Scilla
Chianalea
La parte più suggestiva del borgo è senza dubbio Chianalea, il cuore di Scilla chiamata anche la Venezia del sud perché è in parte immersa nel mare, qui le case posano infatti le loro fondamenta sugli scogli. È un piccolo villaggio che si mantiene grazie alla pesca, capita spesso infatti, attraversando i vicoli del villaggio di incontrare dei pescatori che riparano proprie le reti.
A Chianalea il tempo pare essersi fermato, qui gli edifici rimandano ai tempi passati creando un’atmosfera che rimanda ai tempi passati vegliata dal Castello dei Ruffo.
La Mitologia
Il motivo principale per cui il borgo di Scilla è conosciuto riguarda le leggende che si sviluppano intorno a questa cittadina vicino al mar Tirreno.
Un tempo a Reggio Calabria viveva la ninfa Scilla che si recava spesso a Zancle per passeggiare sulla spiaggia e farsi il bagno nel mar Tirreno. Una sera vide spuntare dalle onde un essere di natura divina mezzo uomo e mezzo pesce con una barba verde: Glauco. Scilla, spaventata, si rifugiò sulla vetta di un monte lì vicino. L’essere di natura divina si innamorò di Scilla e cominciò a raccontarle la sua storia.
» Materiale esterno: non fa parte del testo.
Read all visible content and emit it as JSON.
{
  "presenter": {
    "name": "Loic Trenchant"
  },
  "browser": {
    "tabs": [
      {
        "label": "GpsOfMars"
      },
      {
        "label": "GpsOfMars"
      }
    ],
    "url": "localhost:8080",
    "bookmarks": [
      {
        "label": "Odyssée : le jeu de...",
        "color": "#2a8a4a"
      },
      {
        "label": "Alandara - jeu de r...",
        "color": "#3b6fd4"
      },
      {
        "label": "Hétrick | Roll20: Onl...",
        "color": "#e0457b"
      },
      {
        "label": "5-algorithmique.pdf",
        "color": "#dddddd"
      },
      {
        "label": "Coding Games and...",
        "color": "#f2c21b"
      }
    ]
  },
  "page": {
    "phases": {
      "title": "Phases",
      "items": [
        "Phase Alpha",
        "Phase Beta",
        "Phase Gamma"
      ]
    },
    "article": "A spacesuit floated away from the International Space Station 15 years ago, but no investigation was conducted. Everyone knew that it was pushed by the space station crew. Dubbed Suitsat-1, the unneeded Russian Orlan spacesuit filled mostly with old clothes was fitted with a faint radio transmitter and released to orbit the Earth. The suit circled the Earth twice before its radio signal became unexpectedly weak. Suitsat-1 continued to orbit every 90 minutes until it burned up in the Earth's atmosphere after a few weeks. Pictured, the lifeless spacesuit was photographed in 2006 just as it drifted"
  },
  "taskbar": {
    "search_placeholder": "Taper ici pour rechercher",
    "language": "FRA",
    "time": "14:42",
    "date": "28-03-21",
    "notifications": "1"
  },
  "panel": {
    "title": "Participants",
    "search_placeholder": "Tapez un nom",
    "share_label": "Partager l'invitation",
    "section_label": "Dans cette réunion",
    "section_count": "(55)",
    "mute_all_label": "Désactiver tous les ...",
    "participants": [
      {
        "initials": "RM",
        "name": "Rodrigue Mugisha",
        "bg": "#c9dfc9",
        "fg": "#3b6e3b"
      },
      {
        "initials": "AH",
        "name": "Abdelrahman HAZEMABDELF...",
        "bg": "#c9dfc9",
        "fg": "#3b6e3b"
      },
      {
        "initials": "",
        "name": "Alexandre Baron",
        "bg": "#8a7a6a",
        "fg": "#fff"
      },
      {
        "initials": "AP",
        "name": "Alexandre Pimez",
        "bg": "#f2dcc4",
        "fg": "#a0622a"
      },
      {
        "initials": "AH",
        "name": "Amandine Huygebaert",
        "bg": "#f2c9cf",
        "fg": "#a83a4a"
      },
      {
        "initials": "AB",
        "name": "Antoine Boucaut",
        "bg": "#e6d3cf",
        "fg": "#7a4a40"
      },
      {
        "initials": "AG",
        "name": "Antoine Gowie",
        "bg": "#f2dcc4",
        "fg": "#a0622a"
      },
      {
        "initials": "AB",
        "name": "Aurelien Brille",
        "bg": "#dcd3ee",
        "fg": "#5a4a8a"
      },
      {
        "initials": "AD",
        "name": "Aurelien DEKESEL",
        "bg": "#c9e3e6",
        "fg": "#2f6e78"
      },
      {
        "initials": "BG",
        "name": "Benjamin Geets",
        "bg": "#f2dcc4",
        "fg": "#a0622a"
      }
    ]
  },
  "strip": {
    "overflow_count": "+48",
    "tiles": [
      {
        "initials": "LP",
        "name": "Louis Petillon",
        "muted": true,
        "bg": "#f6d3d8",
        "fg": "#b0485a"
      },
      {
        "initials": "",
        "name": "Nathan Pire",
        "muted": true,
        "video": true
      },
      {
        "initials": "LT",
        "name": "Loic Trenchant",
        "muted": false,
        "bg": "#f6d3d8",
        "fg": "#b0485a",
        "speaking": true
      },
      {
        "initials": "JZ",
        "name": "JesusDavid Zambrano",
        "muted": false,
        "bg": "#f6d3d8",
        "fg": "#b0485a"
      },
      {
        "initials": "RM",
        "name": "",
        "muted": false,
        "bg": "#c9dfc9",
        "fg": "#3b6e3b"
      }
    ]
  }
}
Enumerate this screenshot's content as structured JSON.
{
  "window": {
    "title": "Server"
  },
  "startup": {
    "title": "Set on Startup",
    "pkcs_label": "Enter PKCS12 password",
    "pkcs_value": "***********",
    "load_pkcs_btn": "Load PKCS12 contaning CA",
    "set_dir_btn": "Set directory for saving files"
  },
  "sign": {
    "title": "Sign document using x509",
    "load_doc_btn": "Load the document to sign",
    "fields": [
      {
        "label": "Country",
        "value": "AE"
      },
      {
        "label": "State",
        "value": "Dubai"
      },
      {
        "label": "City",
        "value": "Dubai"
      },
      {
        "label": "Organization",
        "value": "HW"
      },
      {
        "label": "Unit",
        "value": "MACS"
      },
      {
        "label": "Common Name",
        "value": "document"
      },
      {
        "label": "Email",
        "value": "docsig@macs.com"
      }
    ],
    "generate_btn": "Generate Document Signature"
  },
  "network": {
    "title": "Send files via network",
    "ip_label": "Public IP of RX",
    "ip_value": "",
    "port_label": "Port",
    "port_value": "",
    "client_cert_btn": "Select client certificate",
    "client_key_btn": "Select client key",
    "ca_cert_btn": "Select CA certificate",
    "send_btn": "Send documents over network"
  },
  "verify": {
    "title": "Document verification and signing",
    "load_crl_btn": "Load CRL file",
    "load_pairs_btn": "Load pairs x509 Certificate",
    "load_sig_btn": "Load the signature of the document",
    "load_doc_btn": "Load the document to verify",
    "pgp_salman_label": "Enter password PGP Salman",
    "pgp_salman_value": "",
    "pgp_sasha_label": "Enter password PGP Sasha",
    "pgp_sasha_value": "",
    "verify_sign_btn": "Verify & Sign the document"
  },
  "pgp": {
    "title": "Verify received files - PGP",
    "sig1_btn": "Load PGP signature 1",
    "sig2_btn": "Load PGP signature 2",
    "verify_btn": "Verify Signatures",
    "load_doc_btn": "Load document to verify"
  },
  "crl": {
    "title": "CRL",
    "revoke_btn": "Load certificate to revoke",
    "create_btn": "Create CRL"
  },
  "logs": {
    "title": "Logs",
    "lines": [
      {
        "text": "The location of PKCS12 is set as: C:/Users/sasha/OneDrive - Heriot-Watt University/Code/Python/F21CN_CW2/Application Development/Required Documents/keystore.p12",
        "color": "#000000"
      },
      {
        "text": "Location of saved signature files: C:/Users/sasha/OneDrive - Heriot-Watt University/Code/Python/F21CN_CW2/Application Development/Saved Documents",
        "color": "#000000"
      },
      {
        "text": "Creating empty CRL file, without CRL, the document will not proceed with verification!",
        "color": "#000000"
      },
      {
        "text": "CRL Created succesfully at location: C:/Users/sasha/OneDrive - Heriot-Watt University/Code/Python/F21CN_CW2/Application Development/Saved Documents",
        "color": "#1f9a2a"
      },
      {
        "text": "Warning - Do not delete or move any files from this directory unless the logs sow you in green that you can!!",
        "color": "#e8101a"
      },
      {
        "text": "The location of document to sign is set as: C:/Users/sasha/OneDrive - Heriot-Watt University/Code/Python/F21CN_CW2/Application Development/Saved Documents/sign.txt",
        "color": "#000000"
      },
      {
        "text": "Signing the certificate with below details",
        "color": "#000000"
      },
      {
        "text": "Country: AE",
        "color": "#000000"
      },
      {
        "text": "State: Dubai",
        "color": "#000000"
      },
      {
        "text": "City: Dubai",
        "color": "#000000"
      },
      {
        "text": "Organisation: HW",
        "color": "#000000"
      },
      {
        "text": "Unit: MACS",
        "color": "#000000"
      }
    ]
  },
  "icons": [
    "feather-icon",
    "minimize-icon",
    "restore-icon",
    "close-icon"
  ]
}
Glauco era un pescatore che, tornando da una battuta di pesca, stese le sue reti per terra e vide i pesci da lui catturati saltellare via e tornare in mare aperto. Pensò quindi che l’erba dove aveva posato i pesci fosse magica e decise di mangiarla. Dopo averla mangiata si trasformò in un essere attratto dall’acqua. Scilla, noncurante del dolore di Glauco, se ne andò e successivamente l’essere di natura divina decise di recarsi dalla Maga Circe per trasformare Scilla in un essere come lui. La maga rifiutò e chiese a Glauco di unirsi a lei, ma lui non volle tradire l’amore provato per Scilla. Circe decise di maledire la ninfa trasformandola in un mostro con sei teste di cane che le spuntavano da sotto le anche. Scilla, disperata, si rifugiò in uno scoglio vicino alla grotta di Cariddi. Da allora Scilla e Cariddi divennero il timore dei naviganti che attraversavano le acque dello Stretto Di Messina dove Cariddi ingoia e rigetta l’acqua del mare per tre volte al giorno mentre Scilla afferra con le sue teste di cane gli sfortunati marinai che lo attraversano. Secondo i versi cantati da Omero nell’Odissea, la maga Circe consigliò a Ulisse di attraversare lo stretto navigando vicino Scilla perché Cariddi avrebbe fatto affondare l’intera nave. Scilla è un patrimonio culturale della Calabria che ci rende unici. Di solito la nostra preziosa terra non viene presa molto in considerazione, ma dovremmo imparare ad apprezzare la Calabria e le sue bellezze. La Chiesa Dello Spirito Santo di Scilla è una chiesa risalente al XVIII secolo situata nel quartiere di Marina Grande che venne distrutta diverse volte tra l’Ottocento e il Novecento a causa dei terremoti ma venne ristrutturata grazie alla devozione dei marinai che, nel 1778, fondarono la confraternita dello Spirito Santo.